Shares of Burger King’s parent company Restaurant Brands International fell by the most in four and a half months on Wednesday after it reported disappointing comparable sales growth for the burger chain.
But company executives are hoping customers will come back to try a revamped crispy chicken sandwich among other new items as it battles arch-rival McDonald’s to rule the fiercely competitive US fast-food market. However it did not address whether it plans to counter McDonald’s aggressive price promotions with discounts of its own.
The company on Wednesday reported $1bn in revenue for the three months to March 31, compared to $918.5m in the same quarter a year ago. Analysts surveyed by Bloomberg had expected sales to come in at $989.4m.
Net income attributable to shareholders was nearly flat compared to the year-ago quarter, coming in at $50.2m versus $50m, while earnings per diluted share were 21 cents, behind the 32.6 cents Wall Street was looking for.

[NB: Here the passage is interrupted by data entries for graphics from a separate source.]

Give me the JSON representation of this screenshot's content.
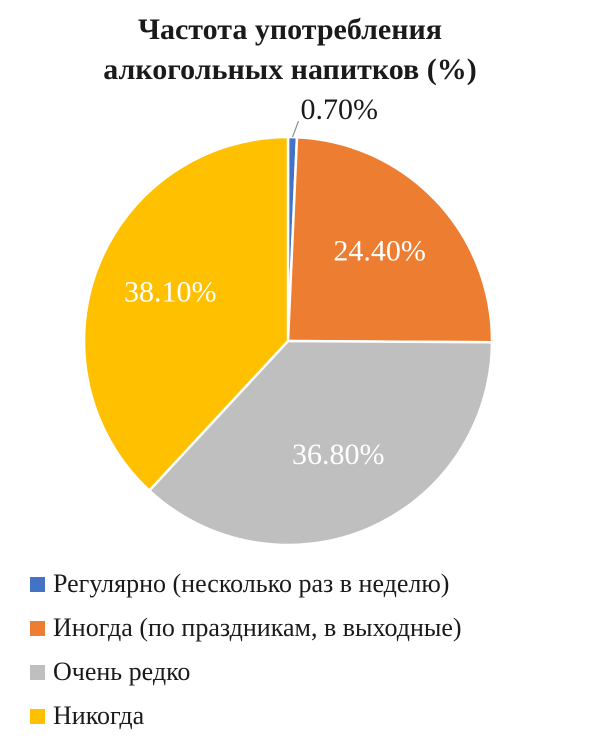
{
  "chart_data": {
    "type": "pie",
    "title_lines": [
      "Частота употребления",
      "алкогольных напитков (%)"
    ],
    "unit": "%",
    "slices": [
      {
        "name": "Регулярно (несколько раз в неделю)",
        "value": 0.7,
        "label": "0.70%",
        "color": "#4472c4",
        "label_color": "#1a1a1a"
      },
      {
        "name": "Иногда (по праздникам, в выходные)",
        "value": 24.4,
        "label": "24.40%",
        "color": "#ed7d31",
        "label_color": "#ffffff"
      },
      {
        "name": "Очень редко",
        "value": 36.8,
        "label": "36.80%",
        "color": "#bfbfbf",
        "label_color": "#ffffff"
      },
      {
        "name": "Никогда",
        "value": 38.1,
        "label": "38.10%",
        "color": "#ffc000",
        "label_color": "#ffffff"
      }
    ],
    "start_angle": "12 o'clock",
    "direction": "clockwise",
    "legend_position": "bottom"
  }
}
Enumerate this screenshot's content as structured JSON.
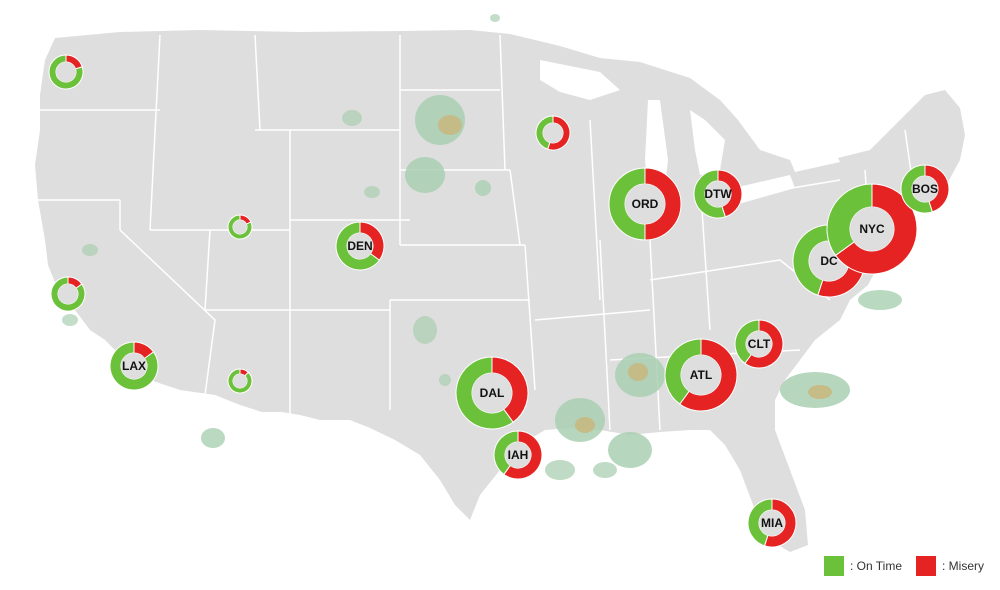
{
  "colors": {
    "on_time": "#6cc13a",
    "misery": "#e52323",
    "land": "#dedede",
    "state_border": "#ffffff",
    "label": "#111111"
  },
  "legend": {
    "on_time_label": ": On Time",
    "misery_label": ": Misery"
  },
  "airports": [
    {
      "id": "seattle",
      "label": "",
      "misery_pct": 0.2,
      "size": "small"
    },
    {
      "id": "san-francisco",
      "label": "",
      "misery_pct": 0.15,
      "size": "small"
    },
    {
      "id": "lax",
      "label": "LAX",
      "misery_pct": 0.15,
      "size": "medium"
    },
    {
      "id": "salt-lake",
      "label": "",
      "misery_pct": 0.18,
      "size": "xsmall"
    },
    {
      "id": "phoenix",
      "label": "",
      "misery_pct": 0.12,
      "size": "xsmall"
    },
    {
      "id": "den",
      "label": "DEN",
      "misery_pct": 0.35,
      "size": "medium"
    },
    {
      "id": "dal",
      "label": "DAL",
      "misery_pct": 0.4,
      "size": "large"
    },
    {
      "id": "iah",
      "label": "IAH",
      "misery_pct": 0.6,
      "size": "medium"
    },
    {
      "id": "minneapolis",
      "label": "",
      "misery_pct": 0.55,
      "size": "small"
    },
    {
      "id": "ord",
      "label": "ORD",
      "misery_pct": 0.5,
      "size": "large"
    },
    {
      "id": "dtw",
      "label": "DTW",
      "misery_pct": 0.45,
      "size": "medium"
    },
    {
      "id": "atl",
      "label": "ATL",
      "misery_pct": 0.6,
      "size": "large"
    },
    {
      "id": "clt",
      "label": "CLT",
      "misery_pct": 0.6,
      "size": "medium"
    },
    {
      "id": "mia",
      "label": "MIA",
      "misery_pct": 0.55,
      "size": "medium"
    },
    {
      "id": "dc",
      "label": "DC",
      "misery_pct": 0.55,
      "size": "large"
    },
    {
      "id": "nyc",
      "label": "NYC",
      "misery_pct": 0.65,
      "size": "xlarge"
    },
    {
      "id": "bos",
      "label": "BOS",
      "misery_pct": 0.45,
      "size": "medium"
    }
  ]
}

System-wide sales — which include sales from all restaurants, including newly opened ones — were up 6.2 per cent at Burger King, and 3.3 per cent at Tim Horton’s, the Canadian coffee-and-doughnut chain also under RBI’s umbrella. Comparable sale growth — a key industry metric that compares year-over-year sales at restaurants open at least 13 months — were a disappointment, however, falling 0.1 per cent at both chains.
In its home US market, also its largest, Burger King’s comp sales growth slid even further, down 2.2 for the quarter. McDonald’s, by contrast, delivered a 1.7 per cent rise in US like-for-like sales during the same period.
RBI chief executive David Schwartz acknowledged during a call with investors on Wednesday that the quarter had been challenging, particularly in comparison with the first quarter of 2016, one of its strongest last year.
Especially in the US, fast-food is “a competitive industry always has been, always will be, it doesn’t change our focus and our drive to drive great guest satisfaction get profitability for our franchises,” Mr Schwartz said on the call.
He said RBI remains confident it can grow Burger King’s same-store sales for the rest of the year, including the launch of the “improved” crispy chicken sandwich late in the quarter, which is “performing well”. Other new menu items aimed at luring in customers include a recently launched premium beef sandwich, the Steakhouse King, and a Froot Loops milkshake inspired by the fruity US breakfast cereal.
Also on the chicken front, RBI completed its acquisition this quarter of Popeyes Louisiana Kitchen, a fried-chicken chain, during the quarter. Although comparable stores growth was down 0.2 per cent for that chain in the quarter, Mr Schwartz said the company hoped to accelerate its US growth in the coming year.
Canada-based RBI — created in 2014 by the merger of Tim Hortons and Burger King, which had been taken private by Brazilian private-equity firm 3G Capital Management — saw its shares fall more than 3 per cent on Wednesday after the results were released. Over the past 12 months, its shares have increased more than 34 per cent.